Sebelum menghembuskan nafas terakhirnya, parbetor yang diketahui bernama M Simorangkir (70), itu hendak mengantarkan penumpangnya. Dikarenakan rekan seprofesinya tahu korban sedang sakit, akhirnya penduduk Jalan Air Bersih Gang Pisang, Medan Kota, itu dibawa untuk beristirahat.

"Waktu itu, dia mau mengantar penumpangnya. Tapi kami melarangnya dan menyuruhnya untuk beristirahat," ujar rekan korban, Sudirman.

Kepala lingkungan setempat, Purba juga membenarkan hal ini. "Korban meninggal karena sakit.
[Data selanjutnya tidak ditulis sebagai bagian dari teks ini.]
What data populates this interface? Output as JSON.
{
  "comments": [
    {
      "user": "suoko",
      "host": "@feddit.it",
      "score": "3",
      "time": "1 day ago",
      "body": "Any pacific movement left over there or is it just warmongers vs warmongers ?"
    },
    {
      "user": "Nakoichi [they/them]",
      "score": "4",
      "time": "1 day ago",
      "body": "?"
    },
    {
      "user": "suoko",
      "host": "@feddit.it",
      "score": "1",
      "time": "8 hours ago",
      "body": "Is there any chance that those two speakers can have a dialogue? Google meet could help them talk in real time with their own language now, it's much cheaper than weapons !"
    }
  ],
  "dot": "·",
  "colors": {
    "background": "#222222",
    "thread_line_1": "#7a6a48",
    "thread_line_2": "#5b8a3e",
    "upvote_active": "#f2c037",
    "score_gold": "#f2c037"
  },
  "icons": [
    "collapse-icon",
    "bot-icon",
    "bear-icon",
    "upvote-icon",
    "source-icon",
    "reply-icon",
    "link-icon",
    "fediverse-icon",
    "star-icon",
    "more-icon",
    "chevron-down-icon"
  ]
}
Sebab, kemarin ia mengeluh soal kesehatannya, namun saat akan dibawa berobat ke Puskesmas Teladan, korban menolak," ujarnya.

Ads
Sebelum meninggal dunia, saksi lainnya juga sempat melihat korban kejang-kejang dan akhirnya tidak bergerak lagi. "Tadi sempat aku lihat korban itu kejang-kejang," Kata Tina Nainggolan, pedagang di lokasi kejadian.

Terpisah, Kepala Kepolisian Sektor Medan Kota, Kompol Martuasah hermindo Tobing ketika dikonfirmasi membenarkan adanya peristiwa itu.

"Benar, tadi kita menerima laporan soal peristiwa itu dan langsung menurunkan tim identifikasi ke lokasi," ujar Kapolsek.

Dari hasil pemeriksaan, baik itu keterangan para saksi dan identifikasi jenazah, korban memang meninggal dunia karena penyakit dideritanya.

"Sesuai hasil identifikasi dan keterangan saksi, korban meninggal karena penyakitnya. Sebab, sama sekali tidak ditemukan tanda kekerasan pada tubuh korban," jelas mantan Kepala Satuan Reserse Kriminal Kepolisian Resor Deliserdang ini.